Overall found I had a sense of focus and spaciousness. I was thinking very carefully about what was most important for that time, but also responsive to necessary interruptions or short-term changes of direction. Had a very natural filtering quality of what was important. Did still need my systems around this, e.g. scheduling & recording notebooks and project folders.
March 30, 2016 at 8:04 | Unregistered CommenterSarah Jane
"<< And once you've found an item that "stands out", you work on it. If you don't finish it, you cross it off and re-enter at the end. If you finished it, then you simply cross it out. >>

No, see Rules 2 and 4."
I don't understand where is the mistake here :-( For me, it looks like following the rules... Maybe somebody can explain?
March 30, 2016 at 10:54 | Unregistered CommenterAlex.Muraviev
Alex.Muraviev:

<< I don't understand where is the mistake here >>

Seraphim missed out the fact that recurrent tasks remain on the list.
March 30, 2016 at 11:17 | Registered CommenterMark Forster
Mark, thanks for your answer. May I ask another couple of questions?
1) Where to start the new day: on the first page or where you have finished yesterday?
2) For example, I can walk through the first page, do nothing (nothing stands out or I don't want to do difficult tasks) and go to the next page, and do in such manner till the final page, and then I decide to go to the first page and start from the beggining again. So in this case it's like one long list for me, not divided into pages-units. Is there a rule to avoid this? Like you cannot return to the page twice a day?
March 30, 2016 at 22:15 | Unregistered CommenterAlex.Muraviev
<< So in this case it's like one long list for me, not divided into pages-units. Is there a rule to avoid this? Like you cannot return to the page twice a day? >>

My understanding is that this would be fine. Go through the page as often as you need until something does stand out. The fact that if you do not do anything at all from a page then everything gets dismissed is sufficient that you will probably look closer for something to do. If you genuinely cannot find anything at that stage, then it should force you to wonder how much a priority those tasks really are to you right now.
March 31, 2016 at 0:03 | Unregistered CommenterEiron Page
Alex.Muraviev:

<< 1) Where to start the new day: on the first page or where you have finished yesterday? >>

I'll be writing about this in tomorrow's blog post.

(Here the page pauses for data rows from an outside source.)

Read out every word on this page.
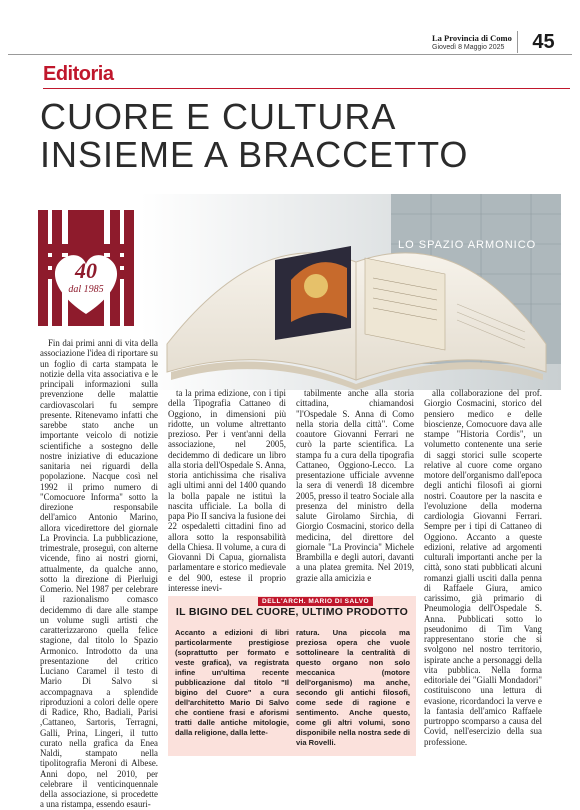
La Provincia di Como
Giovedì 8 Maggio 2025	45
Editoria
CUORE E CULTURA
INSIEME A BRACCETTO
40
dal 1985
LO SPAZIO ARMONICO

Fin dai primi anni di vita della associazione l'idea di riportare su un foglio di carta stampata le notizie della vita associativa e le principali informazioni sulla prevenzione delle malattie cardiovascolari fu sempre presente. Ritenevamo infatti che sarebbe stato anche un importante veicolo di notizie scientifiche a sostegno delle nostre iniziative di educazione sanitaria nei riguardi della popolazione. Nacque così nel 1992 il primo numero di "Comocuore Informa" sotto la direzione responsabile dell'amico Antonio Marino, allora vicedirettore del giornale La Provincia. La pubblicazione, trimestrale, proseguì, con alterne vicende, fino ai nostri giorni, attualmente, da qualche anno, sotto la direzione di Pierluigi Comerio. Nel 1987 per celebrare il razionalismo comasco decidemmo di dare alle stampe un volume sugli artisti che caratterizzarono quella felice stagione, dal titolo lo Spazio Armonico. Introdotto da una presentazione del critico Luciano Caramel il testo di Mario Di Salvo si accompagnava a splendide riproduzioni a colori delle opere di Radice, Rho, Badiali, Parisi ,Cattaneo, Sartoris, Terragni, Galli, Prina, Lingeri, il tutto curato nella grafica da Enea Naldi, stampato nella tipolitografia Meroni di Albese. Anni dopo, nel 2010, per celebrare il venticinquennale della associazione, si procedette a una ristampa, essendo esauri-

ta la prima edizione, con i tipi della Tipografia Cattaneo di Oggiono, in dimensioni più ridotte, un volume altrettanto prezioso. Per i vent'anni della associazione, nel 2005, decidemmo di dedicare un libro alla storia dell'Ospedale S. Anna, storia antichissima che risaliva agli ultimi anni del 1400 quando la bolla papale ne istituì la nascita ufficiale. La bolla di papa Pio II sanciva la fusione dei 22 ospedaletti cittadini fino ad allora sotto la responsabilità della Chiesa. Il volume, a cura di Giovanni Di Capua, giornalista parlamentare e storico medievale e del 900, estese il proprio interesse inevi-

tabilmente anche alla storia cittadina, chiamandosi "l'Ospedale S. Anna di Como nella storia della città". Come coautore Giovanni Ferrari ne curò la parte scientifica. La stampa fu a cura della tipografia Cattaneo, Oggiono-Lecco. La presentazione ufficiale avvenne la sera di venerdì 18 dicembre 2005, presso il teatro Sociale alla presenza del ministro della salute Girolamo Sirchia, di Giorgio Cosmacini, storico della medicina, del direttore del giornale "La Provincia" Michele Brambilla e degli autori, davanti a una platea gremita. Nel 2019, grazie alla amicizia e

alla collaborazione del prof. Giorgio Cosmacini, storico del pensiero medico e delle bioscienze, Comocuore dava alle stampe "Historia Cordis", un volumetto contenente una serie di saggi storici sulle scoperte relative al cuore come organo motore dell'organismo dall'epoca degli antichi filosofi ai giorni nostri. Coautore per la nascita e l'evoluzione della moderna cardiologia Giovanni Ferrari. Sempre per i tipi di Cattaneo di Oggiono. Accanto a queste edizioni, relative ad argomenti culturali importanti anche per la città, sono stati pubblicati alcuni romanzi gialli usciti dalla penna di Raffaele Giura, amico carissimo, già primario di Pneumologia dell'Ospedale S. Anna. Pubblicati sotto lo pseudonimo di Tim Vang rappresentano storie che si svolgono nel nostro territorio, ispirate anche a personaggi della vita pubblica. Nella forma editoriale dei "Gialli Mondadori" costituiscono una lettura di evasione, ricordandoci la verve e la fantasia dell'amico Raffaele purtroppo scomparso a causa del Covid, nell'esercizio della sua professione.

DELL'ARCH. MARIO DI SALVO
IL BIGINO DEL CUORE, ULTIMO PRODOTTO
Accanto a edizioni di libri particolarmente prestigiose (soprattutto per formato e veste grafica), va registrata infine un'ultima recente pubblicazione dal titolo "Il bigino del Cuore" a cura dell'architetto Mario Di Salvo che contiene frasi e aforismi tratti dalle antiche mitologie, dalla religione, dalla lette-
ratura. Una piccola ma preziosa opera che vuole sottolineare la centralità di questo organo non solo meccanica (motore dell'organismo) ma anche, secondo gli antichi filosofi, come sede di ragione e sentimento. Anche questo, come gli altri volumi, sono disponibile nella nostra sede di via Rovelli.
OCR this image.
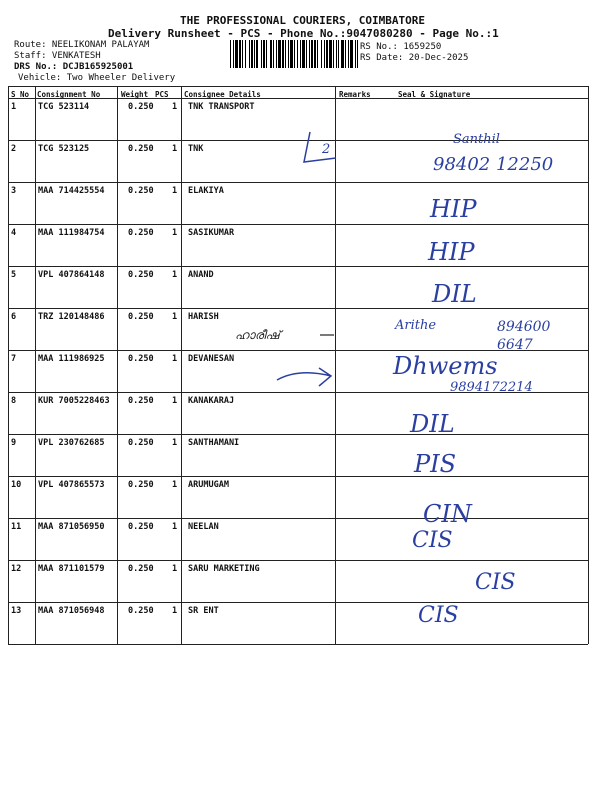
THE PROFESSIONAL COURIERS, COIMBATORE
Delivery Runsheet - PCS - Phone No.:9047080280 - Page No.:1
Route: NEELIKONAM PALAYAM
Staff: VENKATESH
DRS No.: DCJB165925001
Vehicle: Two Wheeler Delivery
RS No.: 1659250
RS Date: 20-Dec-2025
S No Consignment No	Weight PCS Consignee Details	Remarks	Seal & Signature
1	TCG 523114	0.250 1 TNK TRANSPORT
2	TCG 523125	0.250 1 TNK
3	MAA 714425554	0.250 1 ELAKIYA
4	MAA 111984754	0.250 1 SASIKUMAR
5	VPL 407864148	0.250 1 ANAND
6	TRZ 120148486	0.250 1 HARISH
7	MAA 111986925	0.250 1 DEVANESAN
8	KUR 7005228463 0.250 1 KANAKARAJ
9	VPL 230762685	0.250 1 SANTHAMANI
10 VPL 407865573	0.250 1 ARUMUGAM
11 MAA 871056950	0.250 1 NEELAN
12 MAA 871101579	0.250 1 SARU MARKETING
13 MAA 871056948	0.250 1 SR ENT
2
Santhil
98402 12250
HIP
HIP
DIL
ഹാരീഷ്
Arithe	894600 6647
Dhwems
9894172214
DIL
PIS
CIN
CIS
CIS
CIS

<< 2) For example, I can walk through the first page, do nothing (nothing stands out or I don't want to do difficult tasks) and go to the next page, and do in such manner till the final page, and then I decide to go to the first page and start from the beggining again. So in this case it's like one long list for me, not divided into pages-units. Is there a rule to avoid this? Like you cannot return to the page twice a day? >>

If that's what you want to do, it's fine. I shall also be writing more about dismissal in tomorrow's blog post.